Brookings/ICF Long-Term Care Financing Model: Programmer's/Operator's Manual. Brookings/ICF Long-Term Care Financing Model: Programmer's/Operator's Manual : Table 10

02/01/1992

: Table 10

IPART:  This parameter controls what proportion of the database will actually be run through the simulation. Entering a 1 indicates that the entire database will be used. (For example, entering a 2 will instruct the program to perform the simulation on every second record, and multiply each persons weight by 2. Entering a 3 will instruct the program to perform the simulation on every third record, and multiply each persons weight by 3, etc.). This parameter is normally set equal to 1.
IWRITE:  This parameter is an on/off switch for the output datafile attached to unit number 10 (see Table 4). Entering 0 will prevent file creation, 1 will enable it. This parameter is normally set to 0.
ICASE:  This parameter is used for programs that can not be simulated using the available input parameters and requires "hard-coding" into the model. Currently, cases 1 through 18 are defined in the model and should not be re-used. For simulations defined using parameters only, this parameter should be set to 0.
IHMTOS:  This parameter was included for a special case scenario that involved conversion of home equity to financial assets. Should be set to 0.
SSILEV:  This parameter is a multiplier that is applied to the SSI level for transfer of income from nursing home residents to their spouses. (For example, 1.0 means transfer income at SSI income level, while 2.0 means transfer at 2.0 times the SSI income level). This parameter only applies to simulations using the pre-1989 (catastrophic coverage act) scenario, and should therefore be set to 1.0 when the parameter [BASE is greater than 0 (see below).

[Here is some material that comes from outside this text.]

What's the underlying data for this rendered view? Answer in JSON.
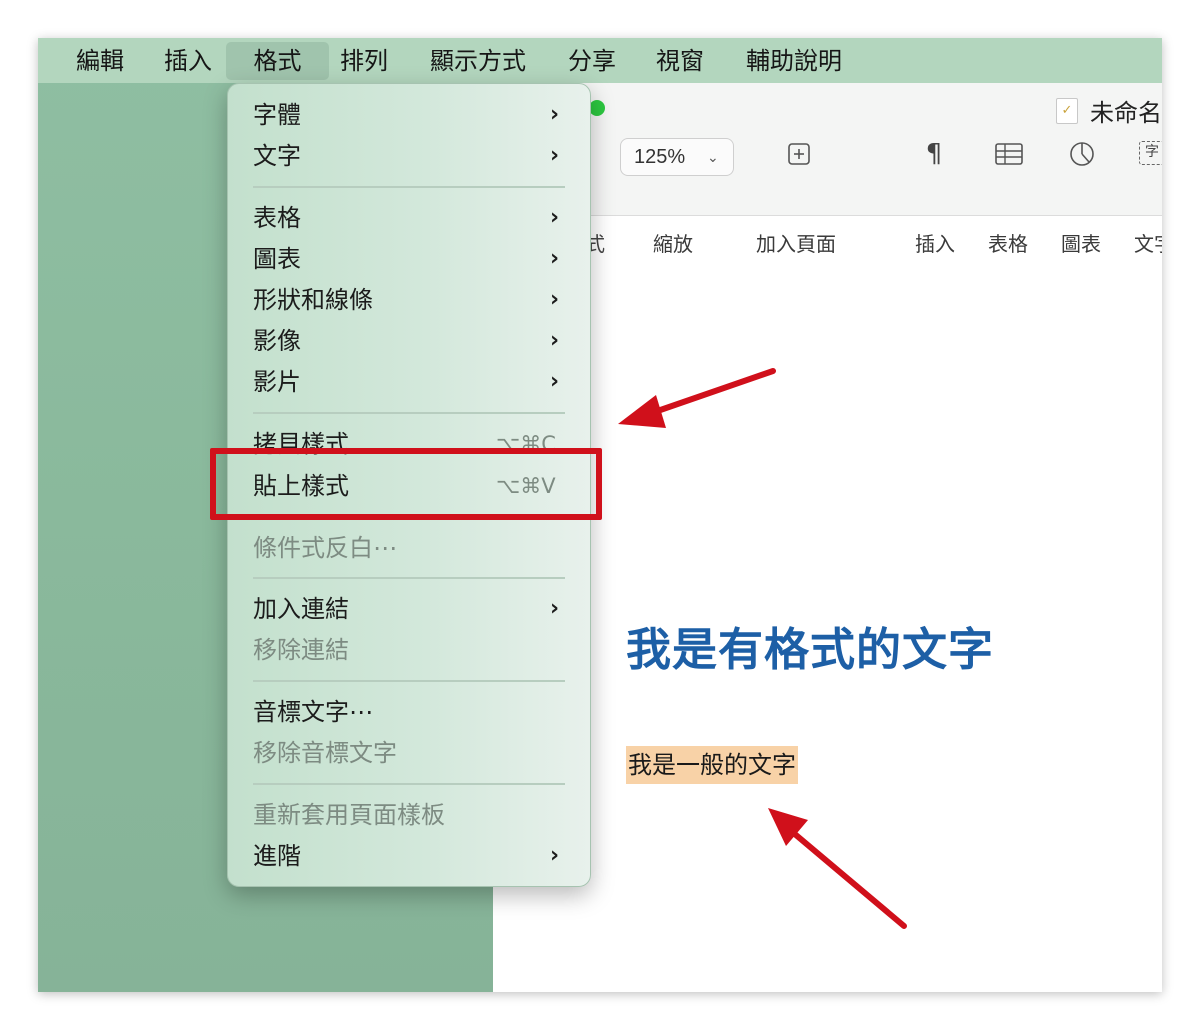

IBASE:  This parameter determines how the model deals with spousal impoverishment scenarios. Entering 0 will cause the model to use the pre-1989 conditions for the entire simulation period. Entering a 1 will cause the model to use the spousal impoverishment conditions in the 1989 Catastrophic Coverage Act for years 1989 through 2020. Entering a 2 will cause the model to use the Catastrophic Coverage Act for 1989, and then to use only the non-repealed portions of the Act for years 1990 through 2020. All future simulations should be run with this parameter set to 2.
IPDMP:  This parameter is used to dump out 150 records into the file attached to unit 21 (see Table 4). These records are used for debugging purposes only, and therefore this parameter should be set to 0 for all runs.

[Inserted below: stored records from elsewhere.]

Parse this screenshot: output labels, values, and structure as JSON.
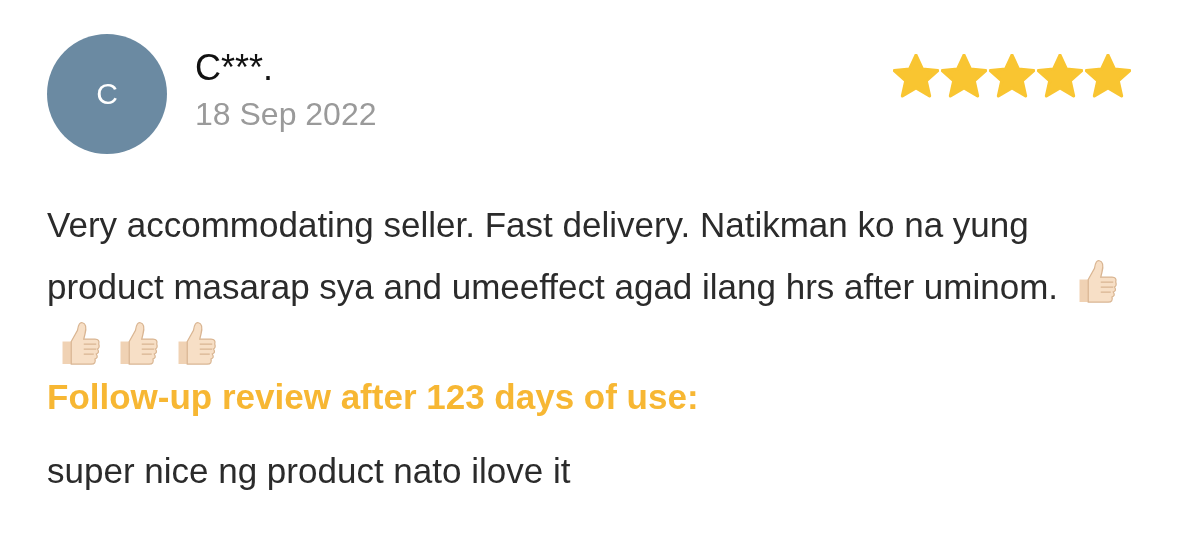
{
  "review": {
    "avatar_initial": "C",
    "reviewer": "C***.",
    "date": "18 Sep 2022",
    "stars": 5,
    "text": "Very accommodating seller. Fast delivery. Natikman ko na yung product masarap sya and umeeffect agad ilang hrs after uminom.",
    "reactions": [
      {
        "kind": "thumbs-up"
      },
      {
        "kind": "thumbs-up"
      },
      {
        "kind": "thumbs-up"
      },
      {
        "kind": "thumbs-up"
      }
    ],
    "follow_up_label": "Follow-up review after 123 days of use:",
    "follow_up_text": "super nice ng product nato ilove it"
  }
}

IMAX:  This parameter sets the maximum number of input records to process through the simulation. To process the entire database, enter a large number (e.g. 999999). IMAX should be set to a smaller number for test cases.

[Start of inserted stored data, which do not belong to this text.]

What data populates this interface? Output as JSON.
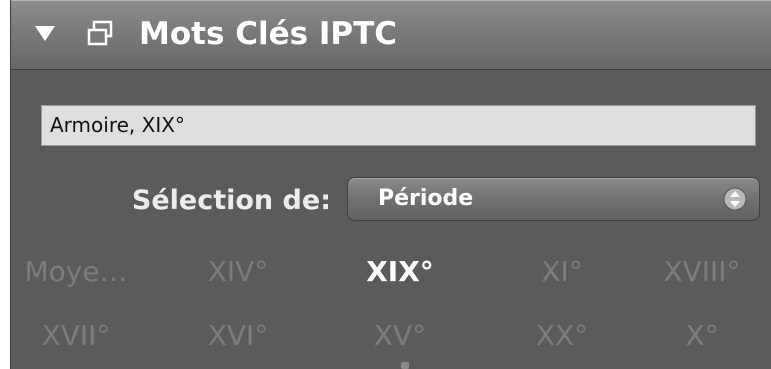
{
  "panel": {
    "title": "Mots Clés IPTC",
    "keywords_value": "Armoire, XIX°",
    "selection_label": "Sélection de:",
    "selection_value": "Période",
    "tags_row1": [
      "Moye…",
      "XIV°",
      "XIX°",
      "XI°",
      "XVIII°"
    ],
    "tags_row2": [
      "XVII°",
      "XVI°",
      "XV°",
      "XX°",
      "X°"
    ],
    "active_tag": "XIX°"
  },
  "colors": {
    "panel_bg": "#5b5b5b",
    "header_bg": "#7a7a7a",
    "field_bg": "#dedede",
    "inactive_tag": "#7c7c7c",
    "active_tag": "#ffffff"
  },
  "icons": {
    "disclosure": "disclosure-triangle-icon",
    "window": "window-icon",
    "popup": "updown-arrows-icon"
  }
}
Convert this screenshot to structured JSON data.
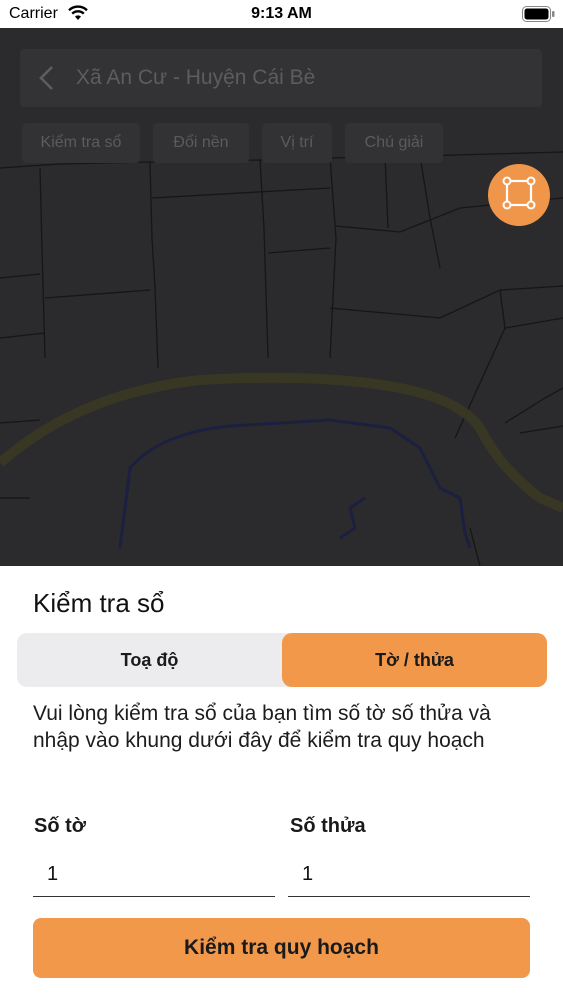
{
  "status_bar": {
    "carrier": "Carrier",
    "time": "9:13 AM",
    "icons": [
      "wifi-icon",
      "battery-icon"
    ]
  },
  "map": {
    "header": {
      "back_icon": "chevron-left-icon",
      "title": "Xã An Cư - Huyện Cái Bè"
    },
    "chips": [
      "Kiểm tra sổ",
      "Đổi nền",
      "Vị trí",
      "Chú giải"
    ],
    "fab_icon": "polygon-select-icon",
    "colors": {
      "fab": "#f0964a",
      "overlay": "#2b2a2c"
    }
  },
  "sheet": {
    "title": "Kiểm tra sổ",
    "segments": [
      {
        "label": "Toạ độ",
        "selected": false
      },
      {
        "label": "Tờ / thửa",
        "selected": true
      }
    ],
    "description": "Vui lòng kiểm tra sổ của bạn tìm số tờ số thửa và nhập vào khung dưới đây để kiểm tra quy hoạch",
    "fields": {
      "sheet_no": {
        "label": "Số tờ",
        "value": "1"
      },
      "parcel_no": {
        "label": "Số thửa",
        "value": "1"
      }
    },
    "submit_label": "Kiểm tra quy hoạch",
    "accent_color": "#f1984b"
  }
}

LVLTST:  This parameter is used for model debugging. Setting it to any number above 0 will cause large amount of intermediate data to be dumped to files attached to unit 6 and 21. LVILTST should be set to 0.
IHAW:  This parameter determines whether or not a synthetic replacement population is generated for persons under the age of 25 in 1979. These persons are not included in the original database, as they would not reach age 65 before the end of the simulation. However, some insurance scenarios may require this population to be available for premium payment. Entering 0 will cause no population replacement. Entering 1 will invoke population replacement and a reweighting of the database to simulation Hawaii's population and demographics. Entering a 2 will invoke population replacement at a national level.
IIT:  This parameter determines the number of iterations of the model (i.e. how many times each input record is passed through the simulation). During each iteration, the input record is processed with a different set of "random" numbers, effectively increasing the size of the sample population and reducing problems with small cell sizes in some of the output tables, but at the expense of increase CPU requirements for running the model. A standard run uses 2 iterations on each record.